自分たちはギーの存在にもすっかり慣れてしまったが、ギーの不思議な力は本当に驚くべきことだ。
「アダム、ギーなんかした?」
「いや、何もしていない。ギーはよく頑張っているということだ」
「そーなんだ!」
「ああ、そうだ」
アダムの言葉に、ギーは笑みを浮かべる。そしてナナシキとの一方的にしか見えない会話に戻っていった。
「ところでニラーナ将軍……」
黙って話を聞いていた、リサが切り出した。最近は話し合いに消極的なマリーも睨みつけるようにニラーナの方を見ている。

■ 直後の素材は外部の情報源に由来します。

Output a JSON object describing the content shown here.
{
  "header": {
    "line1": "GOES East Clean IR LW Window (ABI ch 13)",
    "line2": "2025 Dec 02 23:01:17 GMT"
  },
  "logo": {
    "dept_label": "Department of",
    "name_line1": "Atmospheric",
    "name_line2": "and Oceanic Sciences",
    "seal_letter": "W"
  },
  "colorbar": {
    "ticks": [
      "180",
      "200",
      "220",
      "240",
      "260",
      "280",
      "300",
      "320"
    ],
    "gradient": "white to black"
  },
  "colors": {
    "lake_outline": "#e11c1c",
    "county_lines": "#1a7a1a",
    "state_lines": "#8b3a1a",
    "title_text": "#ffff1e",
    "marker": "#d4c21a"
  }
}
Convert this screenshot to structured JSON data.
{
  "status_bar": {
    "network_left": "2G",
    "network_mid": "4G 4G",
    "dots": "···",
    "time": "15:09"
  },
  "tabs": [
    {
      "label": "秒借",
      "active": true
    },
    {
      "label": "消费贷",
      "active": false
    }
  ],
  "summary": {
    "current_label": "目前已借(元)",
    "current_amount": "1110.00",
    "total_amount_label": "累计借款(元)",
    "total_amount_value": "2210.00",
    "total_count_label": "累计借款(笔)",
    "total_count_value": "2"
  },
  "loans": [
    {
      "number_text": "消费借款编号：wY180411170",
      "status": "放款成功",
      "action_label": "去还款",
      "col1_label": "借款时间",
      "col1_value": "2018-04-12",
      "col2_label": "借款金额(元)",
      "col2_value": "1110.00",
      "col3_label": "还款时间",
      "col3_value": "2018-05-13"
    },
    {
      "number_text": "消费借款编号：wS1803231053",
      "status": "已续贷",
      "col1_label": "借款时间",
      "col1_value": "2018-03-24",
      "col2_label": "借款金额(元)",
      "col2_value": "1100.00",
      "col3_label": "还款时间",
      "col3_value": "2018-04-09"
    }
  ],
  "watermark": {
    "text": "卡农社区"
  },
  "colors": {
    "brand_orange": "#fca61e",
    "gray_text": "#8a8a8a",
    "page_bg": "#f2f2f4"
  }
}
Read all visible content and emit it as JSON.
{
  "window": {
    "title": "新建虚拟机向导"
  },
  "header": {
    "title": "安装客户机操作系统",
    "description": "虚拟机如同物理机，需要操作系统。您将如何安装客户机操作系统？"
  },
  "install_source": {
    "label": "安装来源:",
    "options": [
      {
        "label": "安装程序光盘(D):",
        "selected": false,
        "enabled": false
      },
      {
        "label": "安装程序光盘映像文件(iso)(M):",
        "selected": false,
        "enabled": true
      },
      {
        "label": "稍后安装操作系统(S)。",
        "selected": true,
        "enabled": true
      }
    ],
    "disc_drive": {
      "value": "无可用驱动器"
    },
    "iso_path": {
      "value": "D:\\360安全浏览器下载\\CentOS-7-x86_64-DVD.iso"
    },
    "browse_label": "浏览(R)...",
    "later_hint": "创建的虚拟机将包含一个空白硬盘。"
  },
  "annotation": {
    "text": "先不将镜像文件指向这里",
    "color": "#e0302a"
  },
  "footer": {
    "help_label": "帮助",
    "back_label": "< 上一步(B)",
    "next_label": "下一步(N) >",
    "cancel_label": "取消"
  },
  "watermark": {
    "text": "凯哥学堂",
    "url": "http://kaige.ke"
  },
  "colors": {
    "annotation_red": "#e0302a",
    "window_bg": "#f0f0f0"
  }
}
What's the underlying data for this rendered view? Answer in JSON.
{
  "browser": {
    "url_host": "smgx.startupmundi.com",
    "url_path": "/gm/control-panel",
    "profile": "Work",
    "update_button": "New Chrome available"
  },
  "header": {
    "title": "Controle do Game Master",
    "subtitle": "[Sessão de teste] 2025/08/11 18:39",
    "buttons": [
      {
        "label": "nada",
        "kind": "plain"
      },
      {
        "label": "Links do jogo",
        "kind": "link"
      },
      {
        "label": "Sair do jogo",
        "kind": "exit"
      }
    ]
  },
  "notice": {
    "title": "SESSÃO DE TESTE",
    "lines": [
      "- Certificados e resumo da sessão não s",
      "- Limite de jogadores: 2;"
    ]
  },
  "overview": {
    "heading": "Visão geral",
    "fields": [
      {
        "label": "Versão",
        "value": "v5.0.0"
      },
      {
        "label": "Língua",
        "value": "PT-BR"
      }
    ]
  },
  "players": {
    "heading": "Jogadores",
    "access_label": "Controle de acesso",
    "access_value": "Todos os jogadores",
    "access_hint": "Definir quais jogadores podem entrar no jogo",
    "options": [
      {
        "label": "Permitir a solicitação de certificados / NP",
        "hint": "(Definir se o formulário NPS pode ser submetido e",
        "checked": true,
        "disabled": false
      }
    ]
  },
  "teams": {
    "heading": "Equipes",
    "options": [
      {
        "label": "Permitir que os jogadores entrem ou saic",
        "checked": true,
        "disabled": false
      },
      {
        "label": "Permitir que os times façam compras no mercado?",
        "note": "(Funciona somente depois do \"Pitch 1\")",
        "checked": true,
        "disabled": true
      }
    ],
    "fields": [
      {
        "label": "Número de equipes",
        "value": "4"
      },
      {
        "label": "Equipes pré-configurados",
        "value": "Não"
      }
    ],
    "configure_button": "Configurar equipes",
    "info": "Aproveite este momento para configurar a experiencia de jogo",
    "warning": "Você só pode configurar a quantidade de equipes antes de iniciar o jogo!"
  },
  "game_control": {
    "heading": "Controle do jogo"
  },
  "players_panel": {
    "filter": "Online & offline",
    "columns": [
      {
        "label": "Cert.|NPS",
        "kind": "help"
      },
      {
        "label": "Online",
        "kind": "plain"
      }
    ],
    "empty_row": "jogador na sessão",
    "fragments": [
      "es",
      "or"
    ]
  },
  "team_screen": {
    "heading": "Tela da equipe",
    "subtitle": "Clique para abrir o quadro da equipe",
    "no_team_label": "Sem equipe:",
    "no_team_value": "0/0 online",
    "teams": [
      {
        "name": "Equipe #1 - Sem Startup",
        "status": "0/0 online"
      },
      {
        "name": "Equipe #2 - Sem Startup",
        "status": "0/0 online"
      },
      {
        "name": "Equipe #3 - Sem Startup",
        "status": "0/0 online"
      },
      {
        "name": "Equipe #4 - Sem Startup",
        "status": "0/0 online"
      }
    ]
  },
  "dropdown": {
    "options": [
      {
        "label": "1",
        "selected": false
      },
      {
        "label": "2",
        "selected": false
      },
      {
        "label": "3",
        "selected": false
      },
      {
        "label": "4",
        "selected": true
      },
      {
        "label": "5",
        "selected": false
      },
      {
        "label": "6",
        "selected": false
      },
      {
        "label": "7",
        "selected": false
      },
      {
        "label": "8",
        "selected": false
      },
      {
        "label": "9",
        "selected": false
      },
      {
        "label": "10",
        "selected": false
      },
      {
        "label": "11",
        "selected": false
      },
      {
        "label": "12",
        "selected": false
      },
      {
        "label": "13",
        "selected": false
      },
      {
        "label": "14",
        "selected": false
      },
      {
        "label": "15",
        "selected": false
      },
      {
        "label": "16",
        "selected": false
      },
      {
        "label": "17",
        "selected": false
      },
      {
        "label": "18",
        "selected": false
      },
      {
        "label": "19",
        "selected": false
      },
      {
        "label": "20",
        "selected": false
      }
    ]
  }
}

「そろそろ、あなたがたが逃げた理由を話していただけませんか?」
「……」
リサの言葉に、ニラーナが口を閉ざす。言葉を選んでいるようだ。
リサは追い打ちをかける。
「なんで私たちを捨てて、ジャンドール砦から逃げ出したのか……ご一緒に逃げたはずの、ジャンドール砦にいた兵たちはどうしたのか……全部説明してください。こっちはマリーちゃんが無理心中しようとしたほど追い詰められていたのです」
「…………わかった、全部話そう」
アダム達勇者は、助けを寄こさずに逃げたニラーナに対して強い不信感を抱いている。そんな重い雰囲気の中、ニラーナはようやく口を開いた。